Q: Do I need to run my own IPFS node? No. Reads go through public IPFS gateways. Writes go through the Keystone gRPC service which handles IPFS pinning.

Q: What chain does this run on? PFTL, a standalone blockchain with PFT as its native currency. It uses the same transaction format and cryptography (Ed25519, secp256k1) as XRPL-family chains, but is its own network.

Q: Can I use this with Claude Desktop / other MCP clients? Yes. Any MCP-compatible client that supports stdio transport works. See the configuration examples above.

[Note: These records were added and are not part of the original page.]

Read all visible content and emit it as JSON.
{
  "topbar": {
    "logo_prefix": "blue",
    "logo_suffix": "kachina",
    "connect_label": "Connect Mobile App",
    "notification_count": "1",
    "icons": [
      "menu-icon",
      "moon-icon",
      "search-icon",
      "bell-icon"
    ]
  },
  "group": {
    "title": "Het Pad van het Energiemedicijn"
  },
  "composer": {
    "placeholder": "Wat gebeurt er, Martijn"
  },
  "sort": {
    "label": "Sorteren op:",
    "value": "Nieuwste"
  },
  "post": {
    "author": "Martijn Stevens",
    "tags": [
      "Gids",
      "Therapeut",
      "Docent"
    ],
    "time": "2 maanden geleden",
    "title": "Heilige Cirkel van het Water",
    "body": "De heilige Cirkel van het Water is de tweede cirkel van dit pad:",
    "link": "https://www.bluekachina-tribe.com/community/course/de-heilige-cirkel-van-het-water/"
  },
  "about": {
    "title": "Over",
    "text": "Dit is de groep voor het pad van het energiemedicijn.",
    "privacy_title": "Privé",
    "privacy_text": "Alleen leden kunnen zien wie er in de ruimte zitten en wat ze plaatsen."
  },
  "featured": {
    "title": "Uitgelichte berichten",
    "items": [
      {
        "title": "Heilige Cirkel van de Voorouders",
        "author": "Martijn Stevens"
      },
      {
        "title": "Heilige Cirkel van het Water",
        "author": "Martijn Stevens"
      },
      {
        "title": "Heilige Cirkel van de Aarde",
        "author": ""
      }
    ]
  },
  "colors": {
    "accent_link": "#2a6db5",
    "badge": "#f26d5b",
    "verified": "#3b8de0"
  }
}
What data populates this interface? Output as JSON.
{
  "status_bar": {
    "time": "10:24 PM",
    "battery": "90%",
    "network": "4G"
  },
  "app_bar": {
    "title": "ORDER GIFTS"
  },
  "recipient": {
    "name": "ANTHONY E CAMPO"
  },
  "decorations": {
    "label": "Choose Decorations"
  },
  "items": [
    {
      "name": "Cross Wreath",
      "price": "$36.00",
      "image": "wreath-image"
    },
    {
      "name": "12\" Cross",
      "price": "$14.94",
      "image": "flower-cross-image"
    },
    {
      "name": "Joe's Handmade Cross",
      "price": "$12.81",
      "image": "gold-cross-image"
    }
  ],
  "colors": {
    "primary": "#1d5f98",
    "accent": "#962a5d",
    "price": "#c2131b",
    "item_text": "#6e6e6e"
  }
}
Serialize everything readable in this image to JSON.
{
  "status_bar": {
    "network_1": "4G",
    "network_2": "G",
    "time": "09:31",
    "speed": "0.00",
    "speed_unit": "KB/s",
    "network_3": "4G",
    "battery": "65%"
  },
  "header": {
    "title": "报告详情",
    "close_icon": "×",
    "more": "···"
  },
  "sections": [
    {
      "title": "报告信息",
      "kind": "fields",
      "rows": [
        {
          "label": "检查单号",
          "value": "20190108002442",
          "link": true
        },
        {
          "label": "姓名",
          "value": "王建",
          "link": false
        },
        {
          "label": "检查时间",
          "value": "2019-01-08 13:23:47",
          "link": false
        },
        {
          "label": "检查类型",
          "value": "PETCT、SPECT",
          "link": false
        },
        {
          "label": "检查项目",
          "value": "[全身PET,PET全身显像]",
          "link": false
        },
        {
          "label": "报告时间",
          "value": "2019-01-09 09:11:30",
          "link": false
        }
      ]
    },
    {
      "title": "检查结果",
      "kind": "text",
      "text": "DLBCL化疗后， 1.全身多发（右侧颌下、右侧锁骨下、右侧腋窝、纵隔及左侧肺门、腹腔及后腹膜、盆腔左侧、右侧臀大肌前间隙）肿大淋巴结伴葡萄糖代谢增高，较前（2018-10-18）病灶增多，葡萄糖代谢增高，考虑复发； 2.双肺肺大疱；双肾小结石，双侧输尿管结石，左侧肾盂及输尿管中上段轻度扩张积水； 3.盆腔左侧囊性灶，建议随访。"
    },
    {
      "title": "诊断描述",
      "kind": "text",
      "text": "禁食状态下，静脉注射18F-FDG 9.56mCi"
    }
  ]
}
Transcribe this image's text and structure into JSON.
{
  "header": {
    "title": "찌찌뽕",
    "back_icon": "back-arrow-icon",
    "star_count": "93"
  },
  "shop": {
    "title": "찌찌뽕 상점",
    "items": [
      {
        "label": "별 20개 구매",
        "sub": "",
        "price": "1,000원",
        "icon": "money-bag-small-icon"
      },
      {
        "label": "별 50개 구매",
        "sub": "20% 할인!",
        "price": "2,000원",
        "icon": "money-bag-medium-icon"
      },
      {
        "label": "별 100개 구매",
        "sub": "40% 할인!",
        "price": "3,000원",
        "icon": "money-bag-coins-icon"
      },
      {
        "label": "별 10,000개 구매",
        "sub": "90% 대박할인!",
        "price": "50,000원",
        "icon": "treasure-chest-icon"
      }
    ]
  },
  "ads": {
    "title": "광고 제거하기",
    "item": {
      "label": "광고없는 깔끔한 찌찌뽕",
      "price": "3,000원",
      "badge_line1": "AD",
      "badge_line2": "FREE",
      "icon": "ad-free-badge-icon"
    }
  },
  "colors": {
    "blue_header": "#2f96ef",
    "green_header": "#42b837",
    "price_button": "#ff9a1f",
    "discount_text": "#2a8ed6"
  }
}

Q: How do I get a PFTL wallet? Use the create_wallet tool -- it works even without an existing seed. Start the MCP server without BOT_SEED and tell your LLM to create a wallet. You'll get a new address and seed. Then deposit at least 10 PFT to activate it (via pftasks or from another wallet), set the seed in your config, and restart. See docs/WALLET_SETUP.md for a full walkthrough.

Q: How much does it cost to send a message? Each message is a Payment transaction on the PFTL chain, which costs a small amount of PFT in fees (typically < 0.001 PFT). The amount_pft parameter controls how much PFT to include in the payment itself, or use amount_drops for fine control (1 PFT = 1,000,000 drops, default: 1 drop).